Question

Prove the following statements using either direct or contrapositive proof. If \(a \equiv b(\bmod n),\) then \(a\) and \(b\) have the same remainder when divided by \(n .\)

Short answer

The given proposition is true. If \(a \equiv b(\bmod n)\), then \(a\) and \(b\) always yield the same remainder when divided by \(n\), as proven by direct and contrapositive proofs.

Step-by-step solution

Understanding Modulo Equivalence

Let's first understand what it means when we say \(a \equiv b(\bmod n)\). In the context of modulo arithmetic, it means \(n\) divides the difference of \(a\) and \(b\), or equivalently, \(a - b = k*n\) where \(k\) is an integer.

Using the Division Algorithm

Next, we employ the division algorithm, which tells us that for any integer \(a\) and positive integer \(n\), there exist unique integers \(q\) and \(r\) (with \(0 \leq r < n)\), such that \(a = qn + r\). So, rewrite \(a\) and \(b\) in this form: \(a = q1*n + r1\) and \(b = q2*n + r2\).

Substituting into the Modulo Equation

Substitute these representations into the equation \(a - b = k*n\) from Step 1. We get: \((q1*n + r1) - (q2*n + r2) = k*n\), that simplifies into \((q1 - q2)*n + r1 - r2 = k*n\).

Deriving Equal Remainders

Here, notice that \((q1 - q2)*n\) and \(k*n\) are multiples of \(n\). Hence, for the equation to hold true, the difference of remainders \((r1 - r2)\) must also be a multiple of \(n\). However, \(0 \leq r1, r2 < n\). Thus, the only possible solution is \(r1 - r2 = 0\). This indicates that remainders are the same, \(r1 = r2\). Then, we have showed that \(a\) and \(b\) indeed yield the same remainder when divided by \(n\).
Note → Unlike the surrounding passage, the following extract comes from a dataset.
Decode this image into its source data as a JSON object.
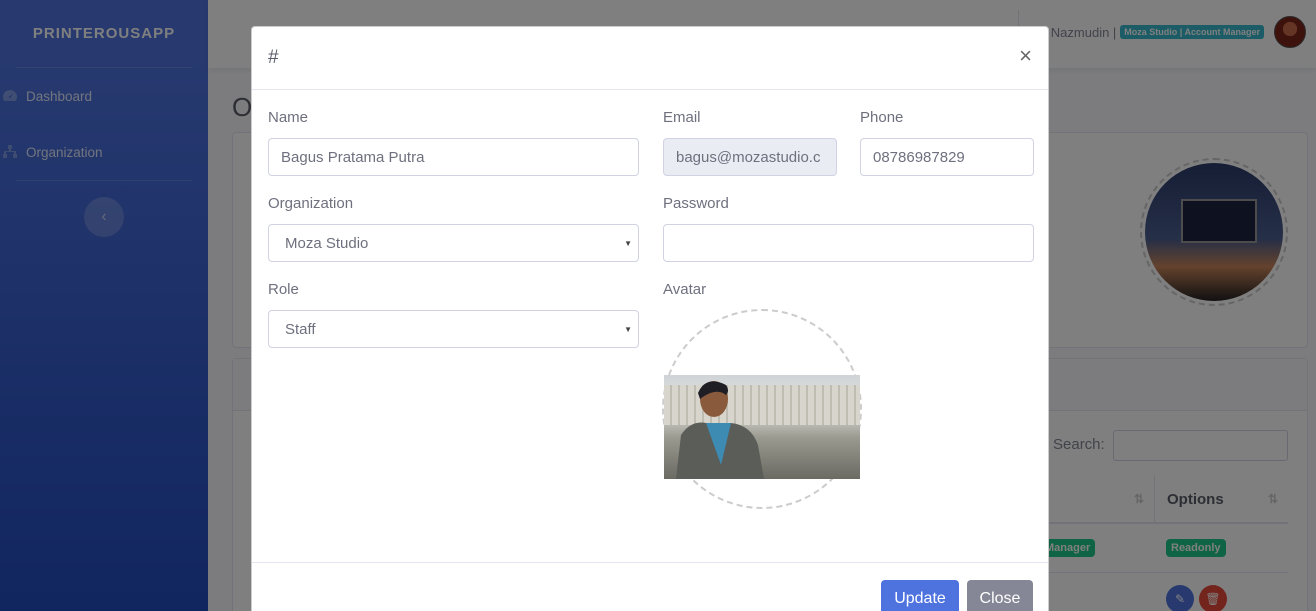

Direct and Contrapositive Proofs

This explanation includes both direct and contrapositive proofs. The direct proof is in the steps 1 through 4, where we started with the assumption that \(a \equiv b(\bmod n)\) and proved that \(a\) and \(b\) leave the same remainder when divided by \(n\). The contrapositive proof would assume that \(a\) and \(b\) do not leave the same remainder when divided by \(n\) and then prove that \(a \not\equiv b(\bmod n)\). The steps are similar but in reverse order.